Victoria Kennedy addresses conference
Victoria Reggie Kennedy is reminded of how far women have come by a kitchen mixer newspaper advertisement circa 1961.
She described the ad to a room of about 200 — mostly women — on Tuesday. A woman wearing a chef's hat and crimson painted nails leans against her suited up husband. On a kitchen counter gleams a stand mixer, and the ad touts that the mixer does everything except cooks — "that's what wives are for."
"We're cooking now," she said in the keynote address to UL's third annual Women's Conference. She rattled off impressive statistics — women now make up 50 percent of the workforce and are 60 percent of college graduates, for example.
She encouraged the group to write themselves back into history, the theme of the conference.
She pointed to a letter that Abigail Adams, John Adams' wife, wrote on March 31, 1776, pressing for everyone to remember the ladies as a new nation was being formed.
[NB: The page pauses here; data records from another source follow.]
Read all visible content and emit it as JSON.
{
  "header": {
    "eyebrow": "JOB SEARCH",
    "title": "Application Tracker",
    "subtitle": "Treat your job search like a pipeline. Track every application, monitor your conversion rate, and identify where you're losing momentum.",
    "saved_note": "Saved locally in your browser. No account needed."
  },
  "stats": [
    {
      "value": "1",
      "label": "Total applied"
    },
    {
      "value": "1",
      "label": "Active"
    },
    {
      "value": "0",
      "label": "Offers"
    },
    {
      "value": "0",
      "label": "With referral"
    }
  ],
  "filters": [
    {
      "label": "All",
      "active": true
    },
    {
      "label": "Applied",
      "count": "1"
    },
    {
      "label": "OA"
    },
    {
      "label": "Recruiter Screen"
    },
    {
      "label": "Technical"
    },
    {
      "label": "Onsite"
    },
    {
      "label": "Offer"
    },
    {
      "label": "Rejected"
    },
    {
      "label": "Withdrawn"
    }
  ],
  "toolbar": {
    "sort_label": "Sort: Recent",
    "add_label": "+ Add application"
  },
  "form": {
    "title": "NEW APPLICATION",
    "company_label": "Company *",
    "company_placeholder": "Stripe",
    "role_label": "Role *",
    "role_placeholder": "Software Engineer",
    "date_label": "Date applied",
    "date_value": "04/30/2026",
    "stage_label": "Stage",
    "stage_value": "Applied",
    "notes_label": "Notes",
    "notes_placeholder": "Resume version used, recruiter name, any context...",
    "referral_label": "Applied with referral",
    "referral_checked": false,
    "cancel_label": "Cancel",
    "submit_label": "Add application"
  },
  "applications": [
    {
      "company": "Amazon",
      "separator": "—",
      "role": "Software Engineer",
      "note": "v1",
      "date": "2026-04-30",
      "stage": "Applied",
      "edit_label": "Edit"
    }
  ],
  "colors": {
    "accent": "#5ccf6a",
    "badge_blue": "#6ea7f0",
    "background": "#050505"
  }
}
"Of course they forgot," Kennedy said before the speech Tuesday. "It took a lot of years before women were given many rights, got the right to vote."
The wife of the late Sen. Ted Kennedy, D-Mass., is a native of Crowley. Her parents now live in Lafayette and are UL alumni. It was Kennedy's first time to speak at a UL event.
She said she was persuaded to speak by former Gov. Kathleen Blanco, who introduced Kennedy as a "Louisiana daughter" and encouraged the group to write themselves back into history.
While learning U.S. history, Blanco said she "sometimes wondered if women even existed in all those years of war and land grabbing."
She was only reminded that women existed because of history teacher's enthusiasm over Betsy Ross sewing the first American flag, Blanco said.
Kennedy told a story of when she was snubbed shortly after she married Ted Kennedy. Two college men told her they didn't "read that part of the newspaper" when she introduced herself.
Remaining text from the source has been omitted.